Fact:: Buff guns
do have more hitting power if they are firing backwards into the "face" of an enemy chasing the buff. In the same way, a fighter's bullets have more hitting power in a head on attack than in a six attack. I believe this is modeled in AH, but how accurately, I don't know.
******
Fact: It is much easier to aim buff guns in AH than in real life: The guns don't kick back; there's no smoke from them to trail back and obscure the gunner's view; the plane is perfectly stable (if no structural damage).
As a result, it's possible to get decisive hits at distances over d1.0 on a fighter coming up on a buff's six. In WW2, buff gunners didn't usually fire until enemy fighters were 250-400 yds out, from what I have read.
******
Some say buffs are too easy to shoot down:
Fact: Unescorted buffs were regularly massacred, just like they are in AH.
But only by fighter pilots using intelligent tactics. And no, sneaking up slowly on a buff's low six is not intelligent.
Fact: Buffs are too easy to shoot down in AH because they are used in ways never intended. For example:
*Dive-bombing with B-17s comes to mind, though thankfully it's rare.
*Lancs were made to fly at 18k-22k, on dark nights (with icons off:D), in a bomber stream (not a formation). In AH they are regularly used at 8-12k, in daylight, in small formations of 3.
*B-17's should be flown in formations of 36-54 aircraft at 18-28k. In AH, even a close formation of 6 B-17's is rare.
*Because there is no rolling plane set, early and mid-war bombers are sitting ducks for late war planes like La-7's.
I'm sure you can all think of many more examples. On the other hand...
...Some say buffs are too hard to shoot down. Most of these pilots, I think either:
*Don't have the patience and/or ability to climb above and ahead of the buffs and then make head-on attacks.
*Don't have the flying ability, aim or imagination to make slashing attacks. That is, attacks coming from one side and then the other.
*Don't realize how
fat a target they are as they come up slowly from behind, straight and level.
******
Fact: The Luftwaffe estimated that
on average it took 20, 20mm shells to bring down a four-engine bomber. That's an average. Some took only a handful, some took 40. The Luftwaffe estimated that it took, on average, 3
"well-placed" 30mm rounds to bring down a four-engine bomber.
Of course, these are only statistics, probabilities. Consider this account by Lieutenant Commander Marvin R. Novak:
"The most memorable combat experience for me was a fifty-mile chase of a Betty during the Marianas campaign. With a division of four Hellcats we caught and shot up a Betty cruising not more than ten feet above the water. We four Hellcat pilots loaded the Betty with 50-caliber slugs from highside, level, rear and frontal attacks. There was no opposition at all, and we could afford the time for careful aim. We poured a fanstastic volume of lead into that one bomber, expending all our ammunition. Finally, there were only one or two guns still firing. Twenty minutes had passed. Then the Betty, almost as though from the sheer weight of lead we had pumped into it, slammed into the water amid mountainous flames and debris." --"Fighter Aces of the USA"

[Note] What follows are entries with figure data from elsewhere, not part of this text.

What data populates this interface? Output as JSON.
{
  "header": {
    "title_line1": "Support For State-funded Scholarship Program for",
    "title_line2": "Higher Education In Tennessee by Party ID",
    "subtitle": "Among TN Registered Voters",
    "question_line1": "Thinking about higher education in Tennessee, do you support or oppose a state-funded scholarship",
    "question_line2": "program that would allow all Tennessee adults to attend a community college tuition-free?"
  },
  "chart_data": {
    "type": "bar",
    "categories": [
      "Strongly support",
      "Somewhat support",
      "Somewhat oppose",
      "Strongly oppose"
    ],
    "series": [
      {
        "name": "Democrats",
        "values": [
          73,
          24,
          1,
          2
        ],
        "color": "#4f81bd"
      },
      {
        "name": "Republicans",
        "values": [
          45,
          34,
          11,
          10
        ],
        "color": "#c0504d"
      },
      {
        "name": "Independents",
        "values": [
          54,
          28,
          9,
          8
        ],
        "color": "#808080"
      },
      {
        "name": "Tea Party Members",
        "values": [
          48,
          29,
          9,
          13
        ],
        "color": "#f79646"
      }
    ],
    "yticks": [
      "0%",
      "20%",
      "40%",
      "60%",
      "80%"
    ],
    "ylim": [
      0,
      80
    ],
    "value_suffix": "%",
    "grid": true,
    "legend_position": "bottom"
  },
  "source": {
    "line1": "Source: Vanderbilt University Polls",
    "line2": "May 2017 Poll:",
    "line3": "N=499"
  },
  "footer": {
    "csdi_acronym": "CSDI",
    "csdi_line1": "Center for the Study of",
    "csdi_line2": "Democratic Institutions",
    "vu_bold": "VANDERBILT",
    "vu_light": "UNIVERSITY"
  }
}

And think of the B-17's and B-24's that came back after
direct hits by 88mm AA shells. How many more were there that survived 88mm hits, only to picked off by fighters?
Then again, British children's author Roald Dahl (yes, it's "Roald"), a Hurricane pilot early in the war in Greece, brought down a Ju-88 with a brief burst from his .303's in a steep, poorly planned high-speed pass. The Ju-88 just nosed over and dove straight into the water from several thousand feet. Dahl said it must have been a pilot kill.
So, I conclude that sometimes buffs were easy to shoot down. And sometimes they weren't.
******
As always, I look forward to your comments and ideas.